Texas Rep. Dan Crenshaw (R) announced Saturday that he would be "pretty much off the grid for the next weeks" after undergoing emergency surgery on one of his eyes.
Crenshaw, a U.S. Navy SEAL veteran, lost his right eye and sustained severe damage to his left eye while deployed in Afghanistan in 2012.
Crenshaw ultimately served 10 years in the U.S. military before medically retiring in 2016 at the rank of lieutenant commander.
What did Crenshaw say?
The Texas Republican explained that he received "emergency surgery" Friday morning to reattach the retina in his left eye.
"A few days ago, I noticed some dark, blurry spots in my vision, which seemed out of the ordinary," Crenshaw said. "I went to get this checked out by an ophthalmologist on Thursday and they discovered that my retina was detaching."

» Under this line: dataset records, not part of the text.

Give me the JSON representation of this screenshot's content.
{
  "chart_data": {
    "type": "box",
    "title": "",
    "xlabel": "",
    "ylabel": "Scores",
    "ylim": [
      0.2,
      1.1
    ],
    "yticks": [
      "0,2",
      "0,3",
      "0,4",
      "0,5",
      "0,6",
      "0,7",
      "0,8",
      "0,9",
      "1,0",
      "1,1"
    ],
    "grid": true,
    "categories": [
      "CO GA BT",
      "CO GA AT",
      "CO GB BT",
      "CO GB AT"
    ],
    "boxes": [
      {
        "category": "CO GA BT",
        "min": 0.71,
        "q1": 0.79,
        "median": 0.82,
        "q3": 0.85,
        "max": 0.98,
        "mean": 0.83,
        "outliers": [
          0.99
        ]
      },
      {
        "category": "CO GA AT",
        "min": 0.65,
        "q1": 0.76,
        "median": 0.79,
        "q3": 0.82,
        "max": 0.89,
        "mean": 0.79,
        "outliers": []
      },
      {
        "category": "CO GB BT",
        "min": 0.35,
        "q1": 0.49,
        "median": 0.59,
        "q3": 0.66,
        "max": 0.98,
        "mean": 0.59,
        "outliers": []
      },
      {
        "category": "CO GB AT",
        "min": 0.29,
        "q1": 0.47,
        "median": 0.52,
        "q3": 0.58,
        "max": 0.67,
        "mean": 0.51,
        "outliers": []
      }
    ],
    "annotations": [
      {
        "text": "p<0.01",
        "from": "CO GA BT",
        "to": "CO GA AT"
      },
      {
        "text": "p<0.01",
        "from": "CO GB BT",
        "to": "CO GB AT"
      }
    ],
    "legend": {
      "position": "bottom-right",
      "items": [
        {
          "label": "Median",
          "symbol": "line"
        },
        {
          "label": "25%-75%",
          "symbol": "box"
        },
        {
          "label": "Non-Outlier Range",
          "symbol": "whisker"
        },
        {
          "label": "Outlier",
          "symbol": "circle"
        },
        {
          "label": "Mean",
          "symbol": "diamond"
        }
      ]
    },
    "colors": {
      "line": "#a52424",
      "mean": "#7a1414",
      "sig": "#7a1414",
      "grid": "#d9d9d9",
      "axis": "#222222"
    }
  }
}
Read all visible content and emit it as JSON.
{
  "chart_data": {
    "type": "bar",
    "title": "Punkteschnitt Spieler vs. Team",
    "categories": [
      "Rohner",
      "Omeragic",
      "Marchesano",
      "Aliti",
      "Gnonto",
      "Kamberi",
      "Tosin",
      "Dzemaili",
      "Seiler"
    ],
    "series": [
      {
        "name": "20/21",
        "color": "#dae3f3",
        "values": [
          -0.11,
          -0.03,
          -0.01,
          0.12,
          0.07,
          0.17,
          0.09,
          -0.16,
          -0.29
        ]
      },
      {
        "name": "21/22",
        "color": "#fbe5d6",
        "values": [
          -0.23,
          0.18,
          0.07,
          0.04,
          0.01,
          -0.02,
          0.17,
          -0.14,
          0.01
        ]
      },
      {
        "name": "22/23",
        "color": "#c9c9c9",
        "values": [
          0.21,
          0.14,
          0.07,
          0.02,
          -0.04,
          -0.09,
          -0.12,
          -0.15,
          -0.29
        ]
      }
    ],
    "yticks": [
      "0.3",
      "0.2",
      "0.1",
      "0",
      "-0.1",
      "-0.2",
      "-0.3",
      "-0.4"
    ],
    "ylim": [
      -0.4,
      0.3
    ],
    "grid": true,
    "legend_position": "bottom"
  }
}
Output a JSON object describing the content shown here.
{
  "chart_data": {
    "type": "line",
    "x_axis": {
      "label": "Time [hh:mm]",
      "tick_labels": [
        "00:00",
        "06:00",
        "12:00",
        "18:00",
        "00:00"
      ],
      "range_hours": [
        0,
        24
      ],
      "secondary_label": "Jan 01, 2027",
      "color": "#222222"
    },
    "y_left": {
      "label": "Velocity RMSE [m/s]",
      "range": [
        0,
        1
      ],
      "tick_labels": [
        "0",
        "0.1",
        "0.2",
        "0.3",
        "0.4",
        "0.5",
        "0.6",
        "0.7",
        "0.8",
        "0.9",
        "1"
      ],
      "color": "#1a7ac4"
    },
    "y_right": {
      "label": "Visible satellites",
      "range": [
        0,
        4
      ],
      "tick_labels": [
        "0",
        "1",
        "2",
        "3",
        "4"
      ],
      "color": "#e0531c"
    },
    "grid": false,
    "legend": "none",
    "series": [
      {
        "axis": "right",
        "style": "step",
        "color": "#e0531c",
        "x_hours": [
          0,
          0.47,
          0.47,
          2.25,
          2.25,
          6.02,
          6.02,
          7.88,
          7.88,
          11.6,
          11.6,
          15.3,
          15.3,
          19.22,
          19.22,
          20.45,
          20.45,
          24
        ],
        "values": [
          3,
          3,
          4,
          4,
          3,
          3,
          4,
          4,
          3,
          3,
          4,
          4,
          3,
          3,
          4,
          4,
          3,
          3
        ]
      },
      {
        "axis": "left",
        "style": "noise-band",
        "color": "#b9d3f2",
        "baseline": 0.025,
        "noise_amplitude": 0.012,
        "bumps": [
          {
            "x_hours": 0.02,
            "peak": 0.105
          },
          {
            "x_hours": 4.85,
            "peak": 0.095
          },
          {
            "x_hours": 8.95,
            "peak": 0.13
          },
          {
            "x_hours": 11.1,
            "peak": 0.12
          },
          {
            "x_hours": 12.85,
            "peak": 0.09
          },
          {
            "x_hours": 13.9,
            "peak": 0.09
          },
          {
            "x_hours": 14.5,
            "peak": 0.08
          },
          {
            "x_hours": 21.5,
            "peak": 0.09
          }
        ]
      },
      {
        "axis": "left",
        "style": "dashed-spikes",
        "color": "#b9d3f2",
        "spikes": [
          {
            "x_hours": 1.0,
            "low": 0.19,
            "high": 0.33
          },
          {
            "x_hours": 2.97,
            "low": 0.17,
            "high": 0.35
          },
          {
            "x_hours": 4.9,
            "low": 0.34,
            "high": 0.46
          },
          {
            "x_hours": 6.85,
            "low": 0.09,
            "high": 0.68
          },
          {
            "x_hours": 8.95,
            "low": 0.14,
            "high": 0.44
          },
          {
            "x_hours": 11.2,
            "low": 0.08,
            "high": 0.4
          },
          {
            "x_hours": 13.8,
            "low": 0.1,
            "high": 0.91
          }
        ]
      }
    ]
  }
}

"This is a terrifying prognosis for someone with one eye, and the nature of the injuries that I sustained in Afghanistan. Anyone who knows the history of my injuries knows that I don't have a 'good eye,' but half a good eye. The blast from 2012 caused a cataract, excessive tissue damage, and extensive damage to my retina. It was always a possibility that the effects of the damage would resurface, and it appears that is exactly what happened," Crenshaw explained.
"The prognosis I received on Thursday is obviously very bad," he said.
How was the surgery?
Crenshaw said he received emergency surgery in Houston on Friday, which went "very well."
Unfortunately, Crenshaw said the surgery left him "effectively blind for about a month."
"During the surgery, they put a gas bubble in my eye, which acts as a bandage for my retina. This means I have to be face-down for the next week or so, unable to see anything," Crenshaw explained.
Crenshaw, who won election to Congress in 2018, said he would be out of the public eye for the duration of his recovery, and he asked supporters for prayers.